This topic comes up over and over again. Nothing ever comes of it for reasons detailed extensively here and in other threads, and it is vanishingly unlikely anything ever will. I won't rehash all that--search the forums for the topic and you'll find plenty.
However...
Even if we did somehow magically come to a universal consensus on what a "classic" shard should be and have, and even if Broadsword did have the time, money, and staff to devote to building such a shard, I don't think it would be what most people asking for a classic shard are actually looking for.
Let's think back 22 years ago to the beginning of UO. Where were you?
I was in high school. I used a Gateway computer. I accessed the internet via AOL on a 56K modem and lost connection whenever anyone called my parents' land line. I sat in IRC channels. I had a Tripod page. I drove my parents' K-car, a rusty stick-shift '88 Dodge Aries. I'd never had a cell phone and wouldn't for several more years.
UO was new. The INTERNET was new, at least in a massive, easily available form, and especially as something that people could play massively multiplayer games on. It was an incredible, unprecedented new frontier in a world running out of those. It was science fiction becoming reality, and we all had front row seats. We were all learning everything for the first time, not just in UO but with the whole internet, a whole new world of instant communication. There was no World of Warcraft. There was no Facebook or Twitter or even MySpace. There was no YouTube. There was no Netflix. There was no Google. Amazon was barely out of Jeff Bezos's garage.
But time moved on. The internet become a nearly unavoidable daily staple that's in our homes, in our workplaces, on our phones, in our cars and our TVs and our appliances. MMOs (including WoW) become commonplace and competed for our attention and money. UO changed a lot, but WE changed a lot too. As individuals, as communities, as citizens of the internet and of the world. A lot of us were still literally growing up. A lot of us had children that have since grown up. A lot of us are no longer with us at all. Our expectations are different. We are different.

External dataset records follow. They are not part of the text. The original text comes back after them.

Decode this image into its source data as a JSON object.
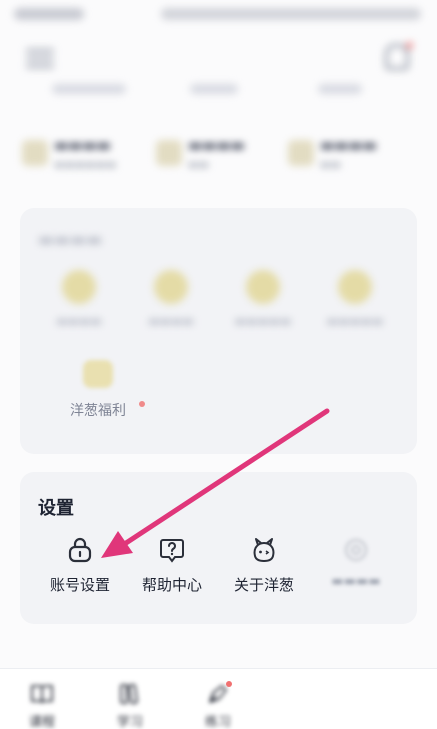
{
  "rights": {
    "welfare_label": "洋葱福利"
  },
  "settings": {
    "title": "设置",
    "items": [
      {
        "label": "账号设置",
        "icon": "lock-icon"
      },
      {
        "label": "帮助中心",
        "icon": "help-bubble-icon"
      },
      {
        "label": "关于洋葱",
        "icon": "onion-mascot-icon"
      },
      {
        "label": "",
        "icon": "gear-icon"
      }
    ]
  },
  "tabbar": {
    "tabs": [
      {
        "label": "课程",
        "icon": "book-icon"
      },
      {
        "label": "学习",
        "icon": "books-icon"
      },
      {
        "label": "练习",
        "icon": "pen-icon"
      }
    ]
  },
  "annotation": {
    "color": "#e0367a",
    "icon": "arrow-icon"
  },
  "colors": {
    "accent_dot": "#f08a8a",
    "card_bg": "#f2f3f6"
  }
}
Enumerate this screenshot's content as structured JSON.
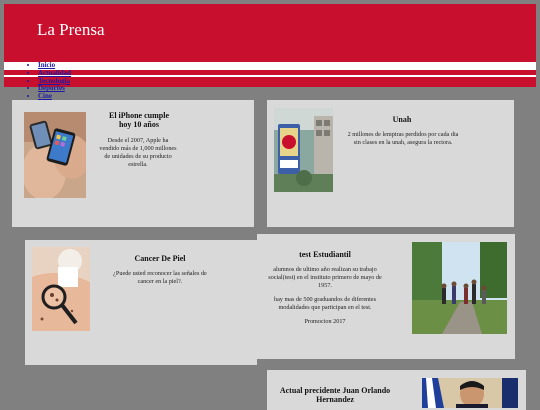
{
  "site": {
    "title": "La Prensa"
  },
  "colors": {
    "brand_red": "#c8102e",
    "page_bg": "#808080",
    "card_bg": "#d9d9d9",
    "link": "#1a1aa6"
  },
  "nav": {
    "items": [
      {
        "label": "Inicio"
      },
      {
        "label": "Actualidad"
      },
      {
        "label": "Tecnologia"
      },
      {
        "label": "Deportes"
      },
      {
        "label": "Cine"
      }
    ]
  },
  "articles": [
    {
      "title": "El iPhone cumple hoy 10 años",
      "paragraphs": [
        "Desde el 2007, Apple ha vendido más de 1,000 millones de unidades de su producto estrella."
      ],
      "image": "iphone-hands-photo"
    },
    {
      "title": "Unah",
      "paragraphs": [
        "2 millones de lempiras perdidos por cada dia sin clases en la unah, asegura la rectora."
      ],
      "image": "unah-campus-photo"
    },
    {
      "title": "Cancer De Piel",
      "paragraphs": [
        "¿Puede usted reconocer las señales de cancer en la piel?."
      ],
      "image": "skin-exam-photo"
    },
    {
      "title": "test Estudiantil",
      "paragraphs": [
        "alumnos de ultimo año realizan su trabajo social(test) en el instituto primero de mayo de 1957.",
        "hay mas de 500 graduandos de diferentes modalidades que participan en el test.",
        "Promocion 2017"
      ],
      "image": "students-park-photo"
    },
    {
      "title": "Actual precidente Juan Orlando Hernandez",
      "paragraphs": [],
      "image": "president-photo"
    }
  ]
}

I don't think UO's current dev team could recreate the experience of early UO, but that's not a slight on them in the least. I don't think ANY team, with ANY amount of resources, with ANY ruleset or special shard, could recreate the experience of early UO. Because it wasn't just about UO. It wasn't Trammel and Felucca, or runaway scripting and cheating, or shard populations, or any particular publish, or item dependency, or the broken economy, or CC vs EC (vs 3D vs KR), or IDOCs, or RMT, or literally anything about UO itself that moved the game away from what really made the experience of the early, "classic" days of UO so special.
It was just time.
As much or maybe even more than the game itself, early UO was about a time and an experience that has and will only happen once in human history. It was about our introduction to a new digital world that was taking shape. Technology has dramatically changed the world in the past 22 years that UO has been around, and UO was the lens through which many of us started to see and feel it.
For one brief, incredible moment, we watched the world begin to transform--and we shared that moment in Britannia. We shared it in a game unlike anything we'd seen before, that broke new ground and introduced us to people we would never have met otherwise, that let and encouraged us to build communities of all kinds of different people from all over the world. We were there! It was amazing! But no amount of shard building and game mechanic manipulation can bring back what was more than just a game. A classic shard, whatever that may mean to whoever may ask at any given moment, won't give you a classic experience. It can't.
I don't think that it can ever be replicated. Many have tried. None have succeeded. Not free shards. Not copycat games. Not modern UO itself. Even if they could make a classic shard that somehow everyone agreed represented "classic" UO, it wouldn't be the same. A classic WoW shard is not the equivalent of a classic UO shard because the context of early WoW and early UO are so different.
That's not to say there isn't room for rethinking and uncomplicating current mechanics. There definitely is, but that's not the same thing. They can change current game mechanics, but they can't recreate an experience that was so inextricably bound to its context in time. Early UO didn't happen in a vacuum, and it was about more than UO itself. It was about an incredible, unique moment in time that many of us experienced in and through UO.
But that moment has passed. We've come too far and we can't go back.